Harper: Life seems too contradictory and rich for anything but metaphor. I believe that the images and symbols we use actually create reality; the metaphors we use deeply matter. Alzheimer’s metaphors abound, especially images of vanishing. Persons with dementia are said to be “disappearing,” “gone,” “out of their minds.” Persons supposedly become “shells,” “husks,” the “living dead.” The disease is imagined as “the death that leaves the body behind.” These metaphors serve to degrade the complexity and spiritual vitality of persons with dementia, adding to the suffering of those who have it, their caregivers, and everyone else in the risk population—that is, all of us who plan to grow old. My work uncovers and challenges these metaphors, as I search for new, more robust renderings of—metaphors for—dementia that expand our vision beyond progressive vacancy and dread.
While my subject in On Vanishing is, in a sense, medical—in that dementia is a general term for a cluster of medical conditions—I am hoping to open up a different kind of rhetorical space that moves beyond the strictly clinical or diagnostic, and meets persons who have dementia in their full humanity, in our full humanity.
Nelson: In “The Shut Door,” which appears in The Woven Tale Press, you blend memories from childhood and adulthood in your exploration of issues around privacy and social media. How did you pinpoint experiences to highlight, including forming a secret society in sixth grade and visiting Emily Dickinson’s home in Amherst, Massachusetts?

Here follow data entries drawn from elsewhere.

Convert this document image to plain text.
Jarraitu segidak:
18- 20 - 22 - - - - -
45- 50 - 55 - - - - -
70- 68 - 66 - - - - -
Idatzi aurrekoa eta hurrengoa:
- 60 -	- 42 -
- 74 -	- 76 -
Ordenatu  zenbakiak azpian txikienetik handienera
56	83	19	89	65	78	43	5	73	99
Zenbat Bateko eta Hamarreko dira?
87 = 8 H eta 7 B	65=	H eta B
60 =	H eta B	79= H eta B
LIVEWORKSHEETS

Harper: An advocate for solitude, I have been ambivalent for some time about social media and constant social accessibility—so I guess this disposition flavors and frames the raw material of my life. These themes serve as the large umbrella under which I collected and integrated some of the material that appeared in the essay. In a rather short period of time, I discovered the notes from my childhood secret society, read The Cloud of Unknowing and Adrienne Rich’s “Vesuvius at Home,” and visited Dickinson’s home. I tried to follow each thread, finding that each enriched the other. I think my Midwest upbringing has taught me unrelenting frugality: don’t let anything go to waste. My mom, for example, digs out the leftover coffee grains in her used Keurig pods. She can’t stand to think they would go to waste, and adds them to her compost pile. I’m doing my version of digging out the leftovers, life’s “used granules,” for their conversion to useful literary matter.
Nelson: You have given workshops and spoken to groups about dementia and spirituality. How has this work impacted your writing? And vice versa?
Harper: These speaking engagements put me in direct dialogue with persons, usually caregivers, who are intimately invested in the lives of persons with dementia. I am always reminded of how unsupportive our culture is of our professional and familial caregivers, and of the creativity and resourcefulness of caregivers and care receivers. Their stories need to be heard, and we need a richer, more nuanced lexicon for them. My mother was a caregiver for her father who had Alzheimer’s; unlike me, they did not leave the dementia floor at five every evening. I must listen to these lived experiences. I am not interested in writing detached from people’s actual lives; I wouldn’t know where to begin.
Nelson: How do you see your writing evolving in the future?
Harper: Right now, I am in the middle of editing On Vanishing, so it’s hard to think outside this project. While I don’t have any definitive plans for my next project or even a clear sense of the evolution of my writing, I do feel compelled to stay the course, to keep returning to the page, especially in this political moment. I cling to the late Irish poet John O’Donohue’s definition of beauty as “rounded substantial becoming.” Not pretty, not nice, but rounded, substantial, becoming. In a world that seeks to flatten and narrow our emotional and spiritual landscapes, I hope my writing will attest to “rounded, substantial becoming,” pushing beyond the flat and aphoristic, preserving existential dissonance and beauty.